The handling of the meat was in an unhygienic manner that ended up causing ill health to the consumers who used it. The reputation of American industry was tarnished and this led to the need for congress to enact a law that would ensure that the food exported was safe for consumption. Upton Sinclair wrote the novel “The Jungle” was among those that criticized the way in which the meat industry handled the meat processing and packaging. It was one of the reasons as to why the act was enacted. Harvey W. Wiley who also expressed concern over what was happening in the meat processing industry supported its views.

They both criticized the sanitary conditions that were to be found in the Chicago stockyards. They caused a public condemnation of the meat packing industry. They alerted the Americans on how their health was jeopardized by the food industries. The advertising strategy adapted by most if not all of the American companies to market their mass produced goods was aimed at increasing their profits. The adverts were supposed to attract the attention of the consumers and had nothing to do with the effects of the advertised product in the people.

Photographs were taken and used in the advertising campaigns. They used beautiful photographs to persuade people to buy their goods. The Americans were easily convinced by the images they were shown as most of them were of beautiful successful people. They tended to buy the goods so as to identify themselves with those people who were already successful . The presence of many people who had enough wealth to squander on material goods that were not important or necessary led to the impulse buying of these advertised products. This was the beginning of the consumerism practice in America.

It became a consuming nation because the money was available and so were the goods on which to spend the money on. The big businesses were able to spend a lot of money on advertising and hence were able to get very eye catching adverts that encouraged those viewing the adverts to buy their products. This led to further collapse of the small businesses that could not afford to advertise their goods as elaborately as the big businesses could. The advertisements promoted and exhorted the goodness of a particular product. In the process they devalued other products that were made for the same purpose.

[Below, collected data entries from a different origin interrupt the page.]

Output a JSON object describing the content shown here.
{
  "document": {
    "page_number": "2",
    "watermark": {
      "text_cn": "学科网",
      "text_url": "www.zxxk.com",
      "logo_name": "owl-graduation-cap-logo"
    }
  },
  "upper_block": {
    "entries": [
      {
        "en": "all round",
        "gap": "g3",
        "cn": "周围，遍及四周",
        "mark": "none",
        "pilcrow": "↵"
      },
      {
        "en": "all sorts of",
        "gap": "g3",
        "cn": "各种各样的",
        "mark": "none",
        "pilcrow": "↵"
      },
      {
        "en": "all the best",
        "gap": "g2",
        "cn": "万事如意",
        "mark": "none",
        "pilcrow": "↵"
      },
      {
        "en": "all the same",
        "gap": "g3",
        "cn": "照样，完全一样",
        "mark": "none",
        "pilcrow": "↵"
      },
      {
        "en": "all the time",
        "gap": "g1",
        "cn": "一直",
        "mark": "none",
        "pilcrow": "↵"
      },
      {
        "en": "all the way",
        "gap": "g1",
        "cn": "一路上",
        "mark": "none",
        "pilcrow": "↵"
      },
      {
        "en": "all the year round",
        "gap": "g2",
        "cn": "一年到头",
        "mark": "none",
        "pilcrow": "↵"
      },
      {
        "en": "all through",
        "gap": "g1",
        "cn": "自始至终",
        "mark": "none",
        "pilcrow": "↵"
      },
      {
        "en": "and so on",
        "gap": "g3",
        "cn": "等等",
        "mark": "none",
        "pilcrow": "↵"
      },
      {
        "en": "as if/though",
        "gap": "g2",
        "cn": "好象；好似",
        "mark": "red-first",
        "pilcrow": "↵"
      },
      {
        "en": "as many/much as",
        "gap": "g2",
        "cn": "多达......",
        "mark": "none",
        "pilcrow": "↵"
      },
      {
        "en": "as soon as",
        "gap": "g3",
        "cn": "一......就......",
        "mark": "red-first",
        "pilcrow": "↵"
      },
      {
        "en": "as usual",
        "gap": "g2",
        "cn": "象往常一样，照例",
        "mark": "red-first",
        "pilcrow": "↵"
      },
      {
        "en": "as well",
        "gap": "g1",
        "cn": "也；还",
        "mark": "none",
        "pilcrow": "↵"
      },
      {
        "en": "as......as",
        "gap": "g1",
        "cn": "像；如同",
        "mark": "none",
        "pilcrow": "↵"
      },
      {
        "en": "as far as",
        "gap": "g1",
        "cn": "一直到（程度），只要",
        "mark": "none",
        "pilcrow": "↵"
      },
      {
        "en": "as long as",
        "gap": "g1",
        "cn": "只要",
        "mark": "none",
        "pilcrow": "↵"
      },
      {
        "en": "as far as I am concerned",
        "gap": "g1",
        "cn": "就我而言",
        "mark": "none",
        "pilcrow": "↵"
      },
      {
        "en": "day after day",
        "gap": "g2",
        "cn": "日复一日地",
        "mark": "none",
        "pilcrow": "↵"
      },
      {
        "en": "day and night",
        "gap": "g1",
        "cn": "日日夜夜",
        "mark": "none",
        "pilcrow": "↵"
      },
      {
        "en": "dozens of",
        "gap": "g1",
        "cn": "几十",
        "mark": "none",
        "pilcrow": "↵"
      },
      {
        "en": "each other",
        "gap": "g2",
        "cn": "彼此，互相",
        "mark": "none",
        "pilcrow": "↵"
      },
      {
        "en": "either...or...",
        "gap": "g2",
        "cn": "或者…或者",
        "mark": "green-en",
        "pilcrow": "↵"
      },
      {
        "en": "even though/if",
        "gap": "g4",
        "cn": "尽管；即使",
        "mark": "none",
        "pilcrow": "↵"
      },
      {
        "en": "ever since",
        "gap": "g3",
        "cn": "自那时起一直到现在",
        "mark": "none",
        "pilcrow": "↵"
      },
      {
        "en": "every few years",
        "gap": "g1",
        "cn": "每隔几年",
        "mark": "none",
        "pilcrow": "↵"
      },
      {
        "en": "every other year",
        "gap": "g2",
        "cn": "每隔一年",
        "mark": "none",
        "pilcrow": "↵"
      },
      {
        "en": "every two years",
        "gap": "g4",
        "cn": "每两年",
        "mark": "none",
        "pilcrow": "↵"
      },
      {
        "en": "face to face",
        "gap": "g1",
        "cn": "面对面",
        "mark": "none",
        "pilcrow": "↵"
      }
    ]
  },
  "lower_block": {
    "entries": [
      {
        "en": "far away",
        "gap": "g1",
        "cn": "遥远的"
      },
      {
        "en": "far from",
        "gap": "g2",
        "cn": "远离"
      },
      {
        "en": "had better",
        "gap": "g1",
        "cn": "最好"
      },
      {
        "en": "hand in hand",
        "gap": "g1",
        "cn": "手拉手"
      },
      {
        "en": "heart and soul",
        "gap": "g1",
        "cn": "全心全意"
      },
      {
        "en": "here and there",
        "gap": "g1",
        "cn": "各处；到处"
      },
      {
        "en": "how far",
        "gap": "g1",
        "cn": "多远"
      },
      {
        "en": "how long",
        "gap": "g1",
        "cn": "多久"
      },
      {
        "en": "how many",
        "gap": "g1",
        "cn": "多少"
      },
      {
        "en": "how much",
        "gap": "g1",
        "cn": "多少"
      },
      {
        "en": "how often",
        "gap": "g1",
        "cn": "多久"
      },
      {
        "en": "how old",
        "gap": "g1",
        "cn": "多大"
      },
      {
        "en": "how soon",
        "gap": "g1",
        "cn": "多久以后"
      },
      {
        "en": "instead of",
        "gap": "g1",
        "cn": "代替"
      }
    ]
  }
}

This led to the consumers being afraid to use certain products because they were not seen as being as effective as those that were advertised. People then started to be loyal to specific companies hence the rise of brand loyalty. The companies used the consumer’s fears to make them buy more at their goods. In the process of consumerism, the affluent in the society did not want to be outshone by their peers and through advertisements the companies ensured that they played on these fears to make them buy what was in the market. Conclusion

Thus it can be stated that the Gilded Age, which occurred around 1877-1920 in America, was the origin of the consumer theory of America. The Americans up to date exhibit traits of consumerism whereby they buy material substances to fulfill their personal desires. They require material things for them to be happy. This is further compounded by the presence of aggressive advertising made by the companies. It started off because the Gilded Age was an age that saw the per capita income of America increase at an extraordinary rate that led to most of the Americans having more than enough money to spend.